Windrush Weather

High pressure builds and is resident here for a while

Once again the numerous showers, some very active with heavy rain shown on the rain radar, passed on a northeasterly trajectory to the northwest of Marlborough. There was a particularly heavy shower that glided past, just five miles north, at 15.30. However, there was a very brief, light shower at 19.50 that produced just 0.9mm. The sunshine between the variable cloud was very strong with the solar activity peaking at the top end of the ‘High’ category with the highest solar activity for a week with a peak burst of 1030 W/m2. The past night saw the thermometer not drop below 10.8C, logged at 04.40, as the sun rose over Marlborough at 04.50.

Sunday revealed a very sunny start to the new day with the temperature reaching 15.8C by 08.00.
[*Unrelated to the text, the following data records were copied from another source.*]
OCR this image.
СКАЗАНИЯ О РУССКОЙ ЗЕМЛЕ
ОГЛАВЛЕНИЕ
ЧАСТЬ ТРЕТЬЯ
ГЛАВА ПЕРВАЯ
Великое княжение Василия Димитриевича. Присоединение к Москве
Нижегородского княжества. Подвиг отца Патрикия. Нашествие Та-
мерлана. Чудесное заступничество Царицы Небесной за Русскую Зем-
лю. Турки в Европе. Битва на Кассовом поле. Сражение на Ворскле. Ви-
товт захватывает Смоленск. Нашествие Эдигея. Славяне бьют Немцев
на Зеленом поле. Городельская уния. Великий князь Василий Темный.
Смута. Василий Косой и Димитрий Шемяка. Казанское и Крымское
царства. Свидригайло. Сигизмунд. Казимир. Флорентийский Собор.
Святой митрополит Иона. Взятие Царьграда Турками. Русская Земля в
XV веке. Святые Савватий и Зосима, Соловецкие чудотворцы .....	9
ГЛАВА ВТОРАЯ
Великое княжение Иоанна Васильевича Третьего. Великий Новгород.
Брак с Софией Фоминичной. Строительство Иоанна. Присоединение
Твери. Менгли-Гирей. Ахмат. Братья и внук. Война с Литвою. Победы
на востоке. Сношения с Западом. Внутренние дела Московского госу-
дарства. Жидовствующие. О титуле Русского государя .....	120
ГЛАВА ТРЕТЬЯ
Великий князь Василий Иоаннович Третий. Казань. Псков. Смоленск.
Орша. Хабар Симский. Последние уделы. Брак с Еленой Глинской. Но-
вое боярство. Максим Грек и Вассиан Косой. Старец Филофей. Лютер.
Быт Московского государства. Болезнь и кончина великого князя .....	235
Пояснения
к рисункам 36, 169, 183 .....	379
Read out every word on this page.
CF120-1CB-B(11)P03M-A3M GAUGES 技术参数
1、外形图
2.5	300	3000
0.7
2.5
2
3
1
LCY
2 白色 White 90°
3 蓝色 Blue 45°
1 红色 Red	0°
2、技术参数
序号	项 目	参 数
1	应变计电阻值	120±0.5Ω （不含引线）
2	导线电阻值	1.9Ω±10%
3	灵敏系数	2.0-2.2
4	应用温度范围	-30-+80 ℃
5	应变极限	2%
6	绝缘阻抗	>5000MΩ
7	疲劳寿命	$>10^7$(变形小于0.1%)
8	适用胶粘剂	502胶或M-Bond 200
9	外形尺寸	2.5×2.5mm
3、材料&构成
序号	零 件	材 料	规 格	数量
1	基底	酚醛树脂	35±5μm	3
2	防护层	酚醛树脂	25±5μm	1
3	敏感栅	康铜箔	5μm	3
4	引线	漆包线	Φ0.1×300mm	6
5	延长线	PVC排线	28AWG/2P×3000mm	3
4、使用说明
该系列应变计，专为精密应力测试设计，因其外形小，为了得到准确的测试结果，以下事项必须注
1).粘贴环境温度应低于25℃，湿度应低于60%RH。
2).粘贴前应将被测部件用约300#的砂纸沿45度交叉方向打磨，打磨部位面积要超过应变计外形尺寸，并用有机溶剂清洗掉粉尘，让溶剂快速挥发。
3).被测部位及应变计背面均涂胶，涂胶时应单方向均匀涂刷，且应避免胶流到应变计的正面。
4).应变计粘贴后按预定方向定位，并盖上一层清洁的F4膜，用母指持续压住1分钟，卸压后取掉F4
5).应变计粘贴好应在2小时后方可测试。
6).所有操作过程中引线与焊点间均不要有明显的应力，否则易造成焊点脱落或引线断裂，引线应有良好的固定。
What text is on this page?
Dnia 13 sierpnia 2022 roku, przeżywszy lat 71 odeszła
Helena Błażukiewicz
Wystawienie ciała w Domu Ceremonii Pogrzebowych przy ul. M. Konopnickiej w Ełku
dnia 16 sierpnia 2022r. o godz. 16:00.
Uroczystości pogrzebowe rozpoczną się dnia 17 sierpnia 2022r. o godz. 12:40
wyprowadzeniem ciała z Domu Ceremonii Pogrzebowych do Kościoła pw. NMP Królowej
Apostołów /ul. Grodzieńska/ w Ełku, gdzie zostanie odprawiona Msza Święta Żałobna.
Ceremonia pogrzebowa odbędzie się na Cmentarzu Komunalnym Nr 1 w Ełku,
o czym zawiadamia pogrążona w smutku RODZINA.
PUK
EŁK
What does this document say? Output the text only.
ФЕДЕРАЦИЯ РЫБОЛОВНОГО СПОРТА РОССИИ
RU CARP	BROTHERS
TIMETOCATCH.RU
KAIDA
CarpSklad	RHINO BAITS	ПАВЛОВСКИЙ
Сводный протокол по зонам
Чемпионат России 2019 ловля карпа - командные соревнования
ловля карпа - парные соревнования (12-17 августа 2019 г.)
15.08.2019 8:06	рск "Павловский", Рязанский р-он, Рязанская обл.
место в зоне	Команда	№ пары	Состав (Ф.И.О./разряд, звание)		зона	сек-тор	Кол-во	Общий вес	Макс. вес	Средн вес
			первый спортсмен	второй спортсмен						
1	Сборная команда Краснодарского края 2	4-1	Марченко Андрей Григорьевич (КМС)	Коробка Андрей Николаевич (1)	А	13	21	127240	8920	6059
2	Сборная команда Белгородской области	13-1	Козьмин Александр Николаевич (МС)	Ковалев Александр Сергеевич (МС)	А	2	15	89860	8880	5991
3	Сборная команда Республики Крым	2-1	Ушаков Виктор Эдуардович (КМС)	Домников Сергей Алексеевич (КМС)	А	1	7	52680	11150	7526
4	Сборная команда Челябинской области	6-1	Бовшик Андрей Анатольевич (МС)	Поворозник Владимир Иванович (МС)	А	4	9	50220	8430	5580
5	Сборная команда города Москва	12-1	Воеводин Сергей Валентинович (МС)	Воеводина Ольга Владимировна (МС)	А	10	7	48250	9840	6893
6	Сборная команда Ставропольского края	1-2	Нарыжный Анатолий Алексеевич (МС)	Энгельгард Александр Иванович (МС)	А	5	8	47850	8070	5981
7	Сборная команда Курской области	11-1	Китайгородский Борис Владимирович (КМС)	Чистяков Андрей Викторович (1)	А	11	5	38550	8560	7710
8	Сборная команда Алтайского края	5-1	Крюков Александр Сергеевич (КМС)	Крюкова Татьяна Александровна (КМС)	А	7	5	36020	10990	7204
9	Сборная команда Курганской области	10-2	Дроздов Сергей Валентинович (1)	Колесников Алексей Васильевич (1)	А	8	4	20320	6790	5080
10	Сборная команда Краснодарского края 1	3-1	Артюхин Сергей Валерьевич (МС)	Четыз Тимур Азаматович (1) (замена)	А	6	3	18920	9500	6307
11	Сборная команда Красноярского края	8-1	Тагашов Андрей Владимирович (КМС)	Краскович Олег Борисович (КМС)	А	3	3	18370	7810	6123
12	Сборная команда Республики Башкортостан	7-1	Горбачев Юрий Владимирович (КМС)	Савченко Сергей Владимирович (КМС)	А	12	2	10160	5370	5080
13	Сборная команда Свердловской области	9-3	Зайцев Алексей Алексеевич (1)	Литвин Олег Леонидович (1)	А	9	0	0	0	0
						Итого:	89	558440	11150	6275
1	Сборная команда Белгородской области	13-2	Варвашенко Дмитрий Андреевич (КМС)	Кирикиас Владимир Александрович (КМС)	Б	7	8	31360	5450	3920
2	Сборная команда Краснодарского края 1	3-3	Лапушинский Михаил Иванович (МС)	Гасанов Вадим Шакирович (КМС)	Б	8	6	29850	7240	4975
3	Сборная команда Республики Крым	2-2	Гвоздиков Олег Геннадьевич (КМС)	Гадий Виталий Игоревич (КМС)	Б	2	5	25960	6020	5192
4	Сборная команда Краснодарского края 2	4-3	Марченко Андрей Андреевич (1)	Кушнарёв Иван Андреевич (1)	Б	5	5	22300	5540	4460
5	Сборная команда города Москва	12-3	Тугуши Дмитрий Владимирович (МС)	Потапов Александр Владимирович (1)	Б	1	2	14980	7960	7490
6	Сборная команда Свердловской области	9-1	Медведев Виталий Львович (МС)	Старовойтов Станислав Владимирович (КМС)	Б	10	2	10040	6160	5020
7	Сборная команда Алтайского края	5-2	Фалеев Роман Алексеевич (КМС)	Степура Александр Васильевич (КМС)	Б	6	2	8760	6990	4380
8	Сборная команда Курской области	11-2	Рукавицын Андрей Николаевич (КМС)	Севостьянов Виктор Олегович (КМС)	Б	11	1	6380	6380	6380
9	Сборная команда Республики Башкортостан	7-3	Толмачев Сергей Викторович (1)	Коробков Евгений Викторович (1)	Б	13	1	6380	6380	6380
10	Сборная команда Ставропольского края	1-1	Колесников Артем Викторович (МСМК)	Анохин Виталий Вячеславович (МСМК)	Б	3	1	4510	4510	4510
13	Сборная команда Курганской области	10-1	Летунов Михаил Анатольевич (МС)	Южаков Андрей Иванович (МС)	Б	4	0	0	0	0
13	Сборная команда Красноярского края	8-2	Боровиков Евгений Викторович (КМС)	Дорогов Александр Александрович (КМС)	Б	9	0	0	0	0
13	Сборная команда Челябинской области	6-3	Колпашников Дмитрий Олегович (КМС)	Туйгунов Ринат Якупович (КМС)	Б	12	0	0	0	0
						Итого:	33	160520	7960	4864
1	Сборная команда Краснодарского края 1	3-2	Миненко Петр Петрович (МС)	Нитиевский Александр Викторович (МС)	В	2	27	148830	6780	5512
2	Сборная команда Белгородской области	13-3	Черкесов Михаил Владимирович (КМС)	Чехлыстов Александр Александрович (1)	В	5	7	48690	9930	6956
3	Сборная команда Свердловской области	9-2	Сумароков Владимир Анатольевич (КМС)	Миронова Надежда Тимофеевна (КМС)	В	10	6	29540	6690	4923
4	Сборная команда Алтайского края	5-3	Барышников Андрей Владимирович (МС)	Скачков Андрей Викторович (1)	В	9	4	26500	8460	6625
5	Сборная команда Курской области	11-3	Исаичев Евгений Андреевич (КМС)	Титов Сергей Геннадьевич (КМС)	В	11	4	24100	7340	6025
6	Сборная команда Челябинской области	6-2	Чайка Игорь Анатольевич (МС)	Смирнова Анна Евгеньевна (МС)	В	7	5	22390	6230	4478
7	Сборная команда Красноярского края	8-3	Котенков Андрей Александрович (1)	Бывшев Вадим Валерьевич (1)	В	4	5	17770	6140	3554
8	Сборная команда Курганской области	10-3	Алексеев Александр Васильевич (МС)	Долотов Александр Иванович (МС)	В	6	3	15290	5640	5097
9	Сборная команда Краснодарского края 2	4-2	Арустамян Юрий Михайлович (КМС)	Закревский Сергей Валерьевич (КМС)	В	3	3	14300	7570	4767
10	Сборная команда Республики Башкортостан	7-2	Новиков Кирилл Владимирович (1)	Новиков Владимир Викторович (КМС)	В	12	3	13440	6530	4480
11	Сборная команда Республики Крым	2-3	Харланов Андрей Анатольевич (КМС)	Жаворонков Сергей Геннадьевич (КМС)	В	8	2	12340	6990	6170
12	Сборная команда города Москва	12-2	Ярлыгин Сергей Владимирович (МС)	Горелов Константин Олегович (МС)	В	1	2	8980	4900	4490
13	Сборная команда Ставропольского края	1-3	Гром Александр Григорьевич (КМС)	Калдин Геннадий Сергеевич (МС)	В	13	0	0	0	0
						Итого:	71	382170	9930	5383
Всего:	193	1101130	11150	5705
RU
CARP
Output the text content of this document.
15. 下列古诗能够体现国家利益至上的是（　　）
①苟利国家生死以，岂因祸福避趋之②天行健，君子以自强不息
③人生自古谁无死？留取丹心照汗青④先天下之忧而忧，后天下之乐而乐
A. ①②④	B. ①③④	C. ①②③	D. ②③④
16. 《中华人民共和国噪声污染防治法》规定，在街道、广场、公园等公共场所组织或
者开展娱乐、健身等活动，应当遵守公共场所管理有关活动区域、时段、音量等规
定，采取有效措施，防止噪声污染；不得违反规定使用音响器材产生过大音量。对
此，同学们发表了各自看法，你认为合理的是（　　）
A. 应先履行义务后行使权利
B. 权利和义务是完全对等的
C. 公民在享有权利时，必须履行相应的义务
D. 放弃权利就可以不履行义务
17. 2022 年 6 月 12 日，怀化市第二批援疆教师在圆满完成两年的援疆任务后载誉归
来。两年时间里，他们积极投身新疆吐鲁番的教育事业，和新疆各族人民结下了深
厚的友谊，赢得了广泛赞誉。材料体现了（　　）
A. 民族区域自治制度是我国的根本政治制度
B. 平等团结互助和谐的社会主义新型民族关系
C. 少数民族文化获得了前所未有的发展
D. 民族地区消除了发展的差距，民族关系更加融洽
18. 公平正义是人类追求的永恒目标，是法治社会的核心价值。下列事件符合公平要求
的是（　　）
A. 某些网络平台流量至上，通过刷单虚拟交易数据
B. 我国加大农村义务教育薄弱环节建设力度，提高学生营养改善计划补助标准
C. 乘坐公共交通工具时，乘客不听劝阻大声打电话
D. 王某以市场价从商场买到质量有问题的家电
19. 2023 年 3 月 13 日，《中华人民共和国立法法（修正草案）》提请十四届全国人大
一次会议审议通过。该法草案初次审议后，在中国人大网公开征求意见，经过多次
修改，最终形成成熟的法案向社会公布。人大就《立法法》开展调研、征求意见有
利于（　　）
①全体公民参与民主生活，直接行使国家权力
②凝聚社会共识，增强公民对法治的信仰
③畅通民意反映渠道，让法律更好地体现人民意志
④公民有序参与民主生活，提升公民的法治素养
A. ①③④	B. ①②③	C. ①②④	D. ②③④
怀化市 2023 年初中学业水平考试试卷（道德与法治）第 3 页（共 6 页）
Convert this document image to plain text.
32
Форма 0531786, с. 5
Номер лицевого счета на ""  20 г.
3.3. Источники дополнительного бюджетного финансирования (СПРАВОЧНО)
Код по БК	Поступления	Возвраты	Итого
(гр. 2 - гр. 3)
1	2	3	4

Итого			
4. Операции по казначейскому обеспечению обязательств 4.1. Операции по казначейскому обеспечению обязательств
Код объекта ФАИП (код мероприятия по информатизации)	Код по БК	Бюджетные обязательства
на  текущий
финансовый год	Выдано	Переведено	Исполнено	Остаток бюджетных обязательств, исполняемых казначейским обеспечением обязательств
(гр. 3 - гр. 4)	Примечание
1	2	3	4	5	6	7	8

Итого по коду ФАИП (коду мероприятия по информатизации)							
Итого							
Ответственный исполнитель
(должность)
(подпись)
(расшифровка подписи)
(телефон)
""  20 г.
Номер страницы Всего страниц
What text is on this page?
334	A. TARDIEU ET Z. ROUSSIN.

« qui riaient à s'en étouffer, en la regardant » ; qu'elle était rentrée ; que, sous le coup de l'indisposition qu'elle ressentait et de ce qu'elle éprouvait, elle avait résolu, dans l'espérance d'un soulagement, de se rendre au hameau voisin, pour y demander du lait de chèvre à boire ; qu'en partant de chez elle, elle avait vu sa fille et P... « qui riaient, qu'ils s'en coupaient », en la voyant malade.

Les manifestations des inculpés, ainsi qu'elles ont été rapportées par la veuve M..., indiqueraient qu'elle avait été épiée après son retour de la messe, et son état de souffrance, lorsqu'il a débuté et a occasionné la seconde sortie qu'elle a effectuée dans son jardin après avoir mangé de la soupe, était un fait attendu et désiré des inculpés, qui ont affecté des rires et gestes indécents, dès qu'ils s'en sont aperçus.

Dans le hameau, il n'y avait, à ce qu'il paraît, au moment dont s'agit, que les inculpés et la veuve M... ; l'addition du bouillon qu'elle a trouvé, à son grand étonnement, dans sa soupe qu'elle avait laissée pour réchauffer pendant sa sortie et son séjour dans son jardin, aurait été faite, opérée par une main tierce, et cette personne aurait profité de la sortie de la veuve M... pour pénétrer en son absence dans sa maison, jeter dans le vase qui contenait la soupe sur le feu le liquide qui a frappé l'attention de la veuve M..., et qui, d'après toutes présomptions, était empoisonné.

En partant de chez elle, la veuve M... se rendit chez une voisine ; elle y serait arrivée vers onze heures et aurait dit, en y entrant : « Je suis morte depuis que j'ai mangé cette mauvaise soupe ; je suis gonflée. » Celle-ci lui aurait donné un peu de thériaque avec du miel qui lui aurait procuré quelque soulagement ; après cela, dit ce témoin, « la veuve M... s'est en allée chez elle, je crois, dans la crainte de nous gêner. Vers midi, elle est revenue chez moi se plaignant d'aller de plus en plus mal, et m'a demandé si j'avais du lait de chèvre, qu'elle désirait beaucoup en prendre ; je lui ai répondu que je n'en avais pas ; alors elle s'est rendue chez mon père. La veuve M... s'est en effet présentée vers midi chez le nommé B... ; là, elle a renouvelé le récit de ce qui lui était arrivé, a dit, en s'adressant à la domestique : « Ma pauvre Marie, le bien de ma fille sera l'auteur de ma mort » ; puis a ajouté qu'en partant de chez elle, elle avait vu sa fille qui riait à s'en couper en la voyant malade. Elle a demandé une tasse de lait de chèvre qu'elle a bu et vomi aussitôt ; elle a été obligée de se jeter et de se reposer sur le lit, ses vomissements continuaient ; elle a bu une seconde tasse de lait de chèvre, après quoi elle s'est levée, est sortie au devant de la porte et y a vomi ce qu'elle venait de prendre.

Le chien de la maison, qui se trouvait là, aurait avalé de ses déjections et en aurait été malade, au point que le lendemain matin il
The anticyclone has edged much closer as the depression departed, that has seen the barometric pressure rise to 1022.2mb at 08.00, the highest pressure this month. The forecast charts indicate that this anticyclone will continue to build and extend its influence so that the coming week will bring more very warm, dry and sunny weather with no indication of rain at the moment for the next few days.

During the winter I often mention wind chill when it is cold and windy that makes it feel colder outside on the skin than that indicated on a thermometer, referred to as the THW Index using temperature, humidity and wind strength data. During very warm and hot days, as recently, there is a different index, referred to as the THSW Index, that additionally uses solar activity to suggest what it might feel like outside on the skin when the sun shines strongly. An example was on Saturday at 15.30 when the sun shone strongly resulting in an air temperature of 22.2C when the THSW Index indicated it felt more like 28.2C outside.

Puffins have beautiful markings, a strikingly coloured bill and a comic gait that are sometimes referred to as ‘sea parrots’ but in Northumberland as a ‘tommy noddy’.